As little as Eagles fans want to have Dallas used as an example for their team, Dak Prescott offers a teachable lesson within the division. Quarterback progression is not always linear. Some quarterbacks go through periods of regression within their development before hitting their peak. Prescott has emerged out of the other end of a slump period when he looked like he might be middling at best. Wentz has had a down season after what had mostly been upward trajectory through his first three years, though injuries might have delayed this cycle of development by costing him time and reps.
Normally, the best course of action would be to ride it out. Sometimes quarterbacks just have to work through the tough times and smooth out mechanical or mental errors with the lessons learned by mistakes. But the fact that the Eagles remain in contention despite their poor record, and the fact that Wentz has at least something of a medical issue, allows them to be bold in this instance. Turning to the 40-year-old Josh McCown would be the move only if they wanted to wave the white flag on 2019. No, the Eagles should be the team that brings Colin Kaepernick back into the NFL.
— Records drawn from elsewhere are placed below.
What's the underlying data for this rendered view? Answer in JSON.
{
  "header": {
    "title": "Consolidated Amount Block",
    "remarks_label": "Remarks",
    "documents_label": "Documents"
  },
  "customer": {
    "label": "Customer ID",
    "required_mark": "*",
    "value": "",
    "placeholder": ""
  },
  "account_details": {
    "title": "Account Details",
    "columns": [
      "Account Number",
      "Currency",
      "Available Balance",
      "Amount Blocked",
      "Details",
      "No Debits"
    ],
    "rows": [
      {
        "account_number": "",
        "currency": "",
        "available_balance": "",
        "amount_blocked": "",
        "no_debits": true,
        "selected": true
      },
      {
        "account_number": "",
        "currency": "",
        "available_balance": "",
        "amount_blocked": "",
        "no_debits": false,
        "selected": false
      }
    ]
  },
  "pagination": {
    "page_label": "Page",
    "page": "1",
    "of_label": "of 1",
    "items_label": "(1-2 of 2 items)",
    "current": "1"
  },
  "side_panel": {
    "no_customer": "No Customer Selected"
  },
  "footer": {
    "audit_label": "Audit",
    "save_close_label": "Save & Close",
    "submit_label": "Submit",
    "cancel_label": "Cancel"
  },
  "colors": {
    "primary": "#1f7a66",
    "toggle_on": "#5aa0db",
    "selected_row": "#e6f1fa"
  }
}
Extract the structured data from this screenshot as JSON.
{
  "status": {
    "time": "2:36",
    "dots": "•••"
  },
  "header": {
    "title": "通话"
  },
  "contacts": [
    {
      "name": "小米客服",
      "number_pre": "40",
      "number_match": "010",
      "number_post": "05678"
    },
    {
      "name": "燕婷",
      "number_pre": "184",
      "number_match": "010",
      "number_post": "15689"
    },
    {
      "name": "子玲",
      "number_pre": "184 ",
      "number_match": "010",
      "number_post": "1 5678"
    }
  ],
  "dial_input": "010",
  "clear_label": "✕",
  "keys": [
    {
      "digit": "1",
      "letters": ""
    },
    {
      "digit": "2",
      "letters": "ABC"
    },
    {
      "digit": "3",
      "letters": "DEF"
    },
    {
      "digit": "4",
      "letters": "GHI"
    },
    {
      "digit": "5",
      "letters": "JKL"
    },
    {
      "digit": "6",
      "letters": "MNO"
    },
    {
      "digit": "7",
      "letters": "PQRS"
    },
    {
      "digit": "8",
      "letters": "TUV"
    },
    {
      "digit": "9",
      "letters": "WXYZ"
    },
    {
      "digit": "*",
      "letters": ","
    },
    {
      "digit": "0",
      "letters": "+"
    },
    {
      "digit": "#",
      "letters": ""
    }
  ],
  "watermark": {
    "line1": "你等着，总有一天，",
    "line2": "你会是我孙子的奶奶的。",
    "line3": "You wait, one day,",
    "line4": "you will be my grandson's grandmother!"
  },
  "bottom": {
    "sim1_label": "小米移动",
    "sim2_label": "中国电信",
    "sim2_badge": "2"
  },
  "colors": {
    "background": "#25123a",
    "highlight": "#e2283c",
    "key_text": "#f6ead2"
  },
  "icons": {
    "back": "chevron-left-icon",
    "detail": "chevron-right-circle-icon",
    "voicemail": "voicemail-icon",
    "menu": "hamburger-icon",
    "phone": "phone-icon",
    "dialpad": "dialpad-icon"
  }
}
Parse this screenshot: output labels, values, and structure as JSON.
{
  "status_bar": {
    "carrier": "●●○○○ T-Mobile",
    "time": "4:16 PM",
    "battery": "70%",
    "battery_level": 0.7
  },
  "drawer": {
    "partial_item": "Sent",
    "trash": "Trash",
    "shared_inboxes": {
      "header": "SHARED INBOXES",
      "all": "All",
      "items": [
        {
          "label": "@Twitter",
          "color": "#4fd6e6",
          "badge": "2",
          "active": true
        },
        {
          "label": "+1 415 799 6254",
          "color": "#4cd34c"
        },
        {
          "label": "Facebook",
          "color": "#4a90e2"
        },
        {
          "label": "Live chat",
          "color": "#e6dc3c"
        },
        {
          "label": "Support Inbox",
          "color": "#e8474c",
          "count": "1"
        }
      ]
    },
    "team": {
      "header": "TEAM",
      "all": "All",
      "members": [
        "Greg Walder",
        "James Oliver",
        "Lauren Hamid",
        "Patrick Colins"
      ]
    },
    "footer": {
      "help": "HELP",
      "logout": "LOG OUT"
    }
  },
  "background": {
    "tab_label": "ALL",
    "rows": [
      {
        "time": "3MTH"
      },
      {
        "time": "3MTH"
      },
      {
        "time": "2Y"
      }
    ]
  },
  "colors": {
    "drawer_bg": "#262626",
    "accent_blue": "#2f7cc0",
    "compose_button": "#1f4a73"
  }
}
After all, the Eagles were one of the eight teams to attend Kaepernick’s rescheduled workout last week. Philly has long been identified as one of the more likely landing spots for Kaepernick if he did return, as the team has been more receptive than most to players committed to social justice issues. What’s more, bringing in Kaepernick now allows Philly to be proactive about its QB situation. McCown already retired before joining the Eagles for a backup job this year. It’s unlikely a veteran of that age would be worth such a potentially significant role. Kaepernick easily upgrades the Eagles at potential backup, and if he does well enough down the stretch, he could potentially serve as competition for the starting role with Wentz next season. Depending on how ownership circles really feel, the league might have a measure of gratitude to the Eagles for bearing the brunt of the media circus likely to accompany his return — and for defanging one of the more damaging critiques of the league in recent years.
This cycle of speculation has played out over and over since Kaepernick was last employed, though the league has only itself to blame for keeping it going in this case. Even if the unilaterally scheduled workout was a bad-faith effort at showing an attempt to get Kaepernick a job, it did bring him back into the headlines, in a context that reinforces his readiness for action. The Eagles as an organization aren’t obligated to bail out the NFL by any stretch, but they can do themselves and the league at large a lot of good by taking the plunge.